1.3.1) Une revue de littérature

La lutte contre la pauvreté est l'une des préoccupations des économistes. Depuis l'application des Programmes d'Ajustement structurel (PAS) et leurs échecs, lutter contre la pauvreté est devenu la priorité pour les Institutions de Bretton Woods. Cette revue de littérature s'attachera à présenter les concepts de la politique budgétaire et son rôle dans la réduction de la pauvreté, ensuite montrer la pauvreté sous toutes ses formes, et les stratégies pour la combattre.

La politique budgétaire constitue avec la politique monétaire, les principaux leviers de la politique économique. La politique budgétaire consiste à utiliser certains instruments tels que les dépenses publiques, l'endettement public et les prélèvements fiscaux pour influer sur la conjoncture économique. Elle s'appuie sur l'élaboration du budget de l'Etat qui n'est autre que la prévision de l'ensemble des recettes et dépenses de l'Etat pour l'année. De cette présentation succincte de la politique budgétaire, il ressort deux notions principales et importantes, que sont les recettes et les dépenses publiques. La règle veut que les recettes et les dépenses s'égalisent afin que le budget soit équilibré, un excédent ou un déficit selon les courants de pensée est applaudi ou décrié. Ces différentes conceptions ont donné naissance à une politique budgétaire qui utilise le solde budgétaire comme un instrument de politique économique en ce sens qu'il donne un reflet de l'activité économique. Ces différentes conceptions ont donné quatre approches de la politique budgétaire :

- le budget cyclique (G. MYRDAL) : le solde budgétaire déficitaire est souhaité s'il est étalé sur plusieurs années afin que les années excédentaires comblent les années déficitaires ;

- le budget compensatoire (A. LERNER) : le budget doit compenser un écart (permanent), entre l'épargne et l'investissement d'une insuffisance chronique de l'investissement privé ;

- la politique budgétaire anticyclique utilise le rôle régulateur du budget et se repose sur le jeu des stabilisateurs automatiques publics en vue d'agir sur l'activité économique. Cette politique tend à se transformer en une politique conjoncturelle discrétionnaire ;

- l'approche Keynésienne attribue un rôle au budget. Le solde budgétaire doit servir à la politique économique et selon les orientations politiques du moment, le budget doit relancer l'économie (budget en déficit) et budget d'austérité pour freiner l'activité économique.

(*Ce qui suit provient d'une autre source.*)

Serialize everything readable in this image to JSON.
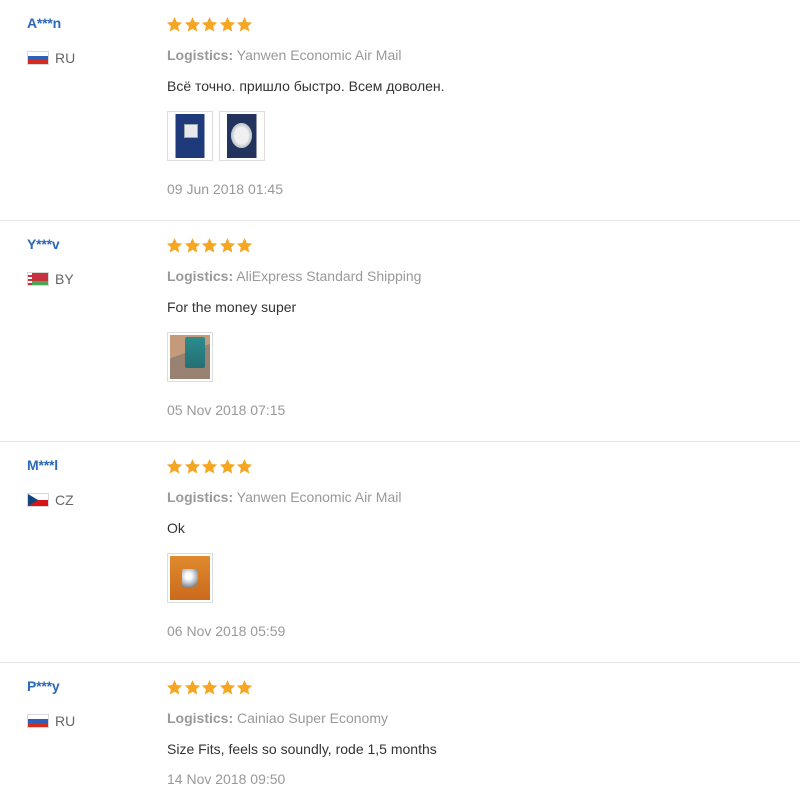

Jusqu'à la crise de 1930, la gestion des finances publiques a eu pour principal objectif d'assurer le financement des services publics. Le volume des dépenses de l'Etat n'était considéré comme une variable susceptible d'influencer le niveau d'activité de l'économie. L'analyse de l'économiste britannique J. M. KEYNES a modifié cette conception soulignant l'impact de la politique budgétaire sur le niveau d'activité économique d'un pays.

Les recettes publiques proviennent de la politique fiscale. La fonction de la fiscalité est d'assurer le financement de la production des services traditionnels. Elle sert également à la redistribution du revenu. Elle est utilisée pour réduire les disparités sociales grâce au recours à la progressivité des taux d'imposition, à divers abattements et déductions pour les charges personnelles et familiales. Ainsi, l'Etat doit utiliser son pouvoir de taxation, de dépense et d'endettement pour réaliser une allocation des ressources.

Les recettes publiques financent les dépenses de l'Etat, qui sont les dépenses du secteur public engagées en vue d'un intérêt public. Les dépenses publiques sont les dépenses effectuées par l'Etat pour son fonctionnement et celles orientées vers les secteurs prioritaires (sociaux, sécurité) pour l'amélioration du bien-être des populations.

De JANVRY et al. (1991), D et L. DEMERY (1992), LIPTON et RAVALTON (1993) et AHO et al. (1997) ont tous montré l'impact social des dépenses publiques. Ils ont montré que les dépenses publiques permettent d'accroître la productivité et les profits des facteurs et par conséquent d'augmenter les revenus des ménages. Il ne faut surtout pas omettre de préciser que la dépense publique dépend de la politique budgétaire. Le budget devient donc un instrument d'exécution de la politique gouvernementale, principalement dans le domaine économique et social, car l'Etat par l'intermédiaire de son budget essaie de réduire l'inégalité de richesse, mais aussi de régulariser la croissance économique. La liaison ainsi ressortie permet de voir que la politique budgétaire a son rôle dans la lutte contre la pauvreté. Les dépenses publiques jouent un rôle majeur dans la lutte contre la pauvreté. Les effets de la politique budgétaire peuvent être appréhendés à travers ce schéma ci-dessous.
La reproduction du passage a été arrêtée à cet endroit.